Goaljobs, part 4

In part 3 I described how to write targets which can access network resources, and how to use memoization to make them run fast. In this (last) part of the series, I’ll describe the final feature of goaljobs — periodic jobs.

If you wanted to use make to monitor a git repository and do a build when a new commit appears there would I guess be three choices: You could just run the make command manually over and over again. You could have a git hook that runs make. Or you have a cron job the periodically checks the git repository.

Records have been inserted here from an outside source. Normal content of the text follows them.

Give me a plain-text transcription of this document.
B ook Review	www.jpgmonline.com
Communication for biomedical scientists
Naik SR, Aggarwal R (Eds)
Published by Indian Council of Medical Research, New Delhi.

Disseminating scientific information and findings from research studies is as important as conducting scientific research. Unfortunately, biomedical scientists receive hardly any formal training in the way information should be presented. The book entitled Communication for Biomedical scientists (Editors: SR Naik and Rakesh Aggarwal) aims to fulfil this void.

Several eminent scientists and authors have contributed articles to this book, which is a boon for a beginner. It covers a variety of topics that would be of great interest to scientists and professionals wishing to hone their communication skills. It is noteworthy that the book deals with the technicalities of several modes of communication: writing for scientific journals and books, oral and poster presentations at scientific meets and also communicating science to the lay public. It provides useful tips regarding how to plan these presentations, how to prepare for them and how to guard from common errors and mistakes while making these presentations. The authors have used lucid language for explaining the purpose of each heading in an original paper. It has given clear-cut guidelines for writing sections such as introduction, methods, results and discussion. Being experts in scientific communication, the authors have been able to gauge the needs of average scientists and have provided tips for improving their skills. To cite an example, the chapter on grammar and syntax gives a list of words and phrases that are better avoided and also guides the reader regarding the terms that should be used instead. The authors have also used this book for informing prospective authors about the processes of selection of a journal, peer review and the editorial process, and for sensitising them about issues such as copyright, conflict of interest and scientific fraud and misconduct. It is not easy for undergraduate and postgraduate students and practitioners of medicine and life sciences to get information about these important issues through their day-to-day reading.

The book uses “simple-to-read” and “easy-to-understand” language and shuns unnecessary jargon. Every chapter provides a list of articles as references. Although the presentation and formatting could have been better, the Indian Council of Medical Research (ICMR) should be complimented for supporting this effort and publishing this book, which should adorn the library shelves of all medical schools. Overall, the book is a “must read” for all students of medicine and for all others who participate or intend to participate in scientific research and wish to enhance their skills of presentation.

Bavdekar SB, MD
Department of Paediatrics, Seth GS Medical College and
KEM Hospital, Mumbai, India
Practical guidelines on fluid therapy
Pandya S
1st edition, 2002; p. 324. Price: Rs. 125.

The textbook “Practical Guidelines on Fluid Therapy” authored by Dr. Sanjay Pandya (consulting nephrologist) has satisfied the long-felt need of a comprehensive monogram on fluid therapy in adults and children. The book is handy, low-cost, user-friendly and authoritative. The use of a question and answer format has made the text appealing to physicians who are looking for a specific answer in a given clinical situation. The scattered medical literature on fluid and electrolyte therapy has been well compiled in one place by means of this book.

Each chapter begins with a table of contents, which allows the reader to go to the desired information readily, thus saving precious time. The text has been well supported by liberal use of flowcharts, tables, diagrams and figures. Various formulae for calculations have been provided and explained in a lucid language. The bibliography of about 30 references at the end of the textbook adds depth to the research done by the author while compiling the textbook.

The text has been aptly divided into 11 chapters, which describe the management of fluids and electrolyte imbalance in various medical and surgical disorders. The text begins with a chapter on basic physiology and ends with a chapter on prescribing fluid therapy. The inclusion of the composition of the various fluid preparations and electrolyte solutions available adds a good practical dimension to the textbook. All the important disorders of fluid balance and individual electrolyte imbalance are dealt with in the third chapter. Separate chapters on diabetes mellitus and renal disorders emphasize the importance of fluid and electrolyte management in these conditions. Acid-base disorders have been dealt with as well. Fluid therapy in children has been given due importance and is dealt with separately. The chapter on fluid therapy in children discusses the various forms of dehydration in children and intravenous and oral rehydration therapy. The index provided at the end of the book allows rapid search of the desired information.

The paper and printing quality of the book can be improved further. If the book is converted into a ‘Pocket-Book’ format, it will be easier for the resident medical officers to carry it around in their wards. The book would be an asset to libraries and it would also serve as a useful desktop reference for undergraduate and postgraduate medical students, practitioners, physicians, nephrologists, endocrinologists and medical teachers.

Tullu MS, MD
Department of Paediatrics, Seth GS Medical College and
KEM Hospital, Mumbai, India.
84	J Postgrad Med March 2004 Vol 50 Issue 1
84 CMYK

The git hook is the ideal solution for goaljobs too, but goaljobs also has cron-like periodic jobs built in, and they are very easy to use:

every 30 minutes (fun () ->
  let commit =
    shout "cd %s && git rev-parse HEAD" repo in
  require (git_commit_tested commit)
)

every 30 minutes is self-explanatory (right?). The function that runs every half-an-hour is two lines of code. The first line uses shout to run a shell command and capture the output. In this case git prints the current commit. The second command requires that the git_commit_tested goal is reached for this commit.

One way to implement this goal would be:

let goal git_commit_tested commit =
  let key = sprintf "repo-tested-%s" commit in
  target (memory_exists key);

  sh "
      git clone %s test
      cd test
      ./configure
      make
      make check
  " repo_url;

  memory_set key "1"

This code clones the repository and runs make check to test it. It uses the Memory (ie. memoization) to ensure that the tests are run at most once per commit.

Actually this is not quite true: the tests run successfully once, but if the test fails, it will keep running every 30 minutes and nag you about it. It’s trivial to change the memoization to remember failures as well as successes, or you could consider the repeated nagging to be a feature not a bug …

That’s it! The goaljobs website will be this (I’ve not uploaded it yet, but will do in the next day or two):

http://people.redhat.com/~rjones/goaljobs

You can also download the code from the git repository and the goals I’ve written from this repository.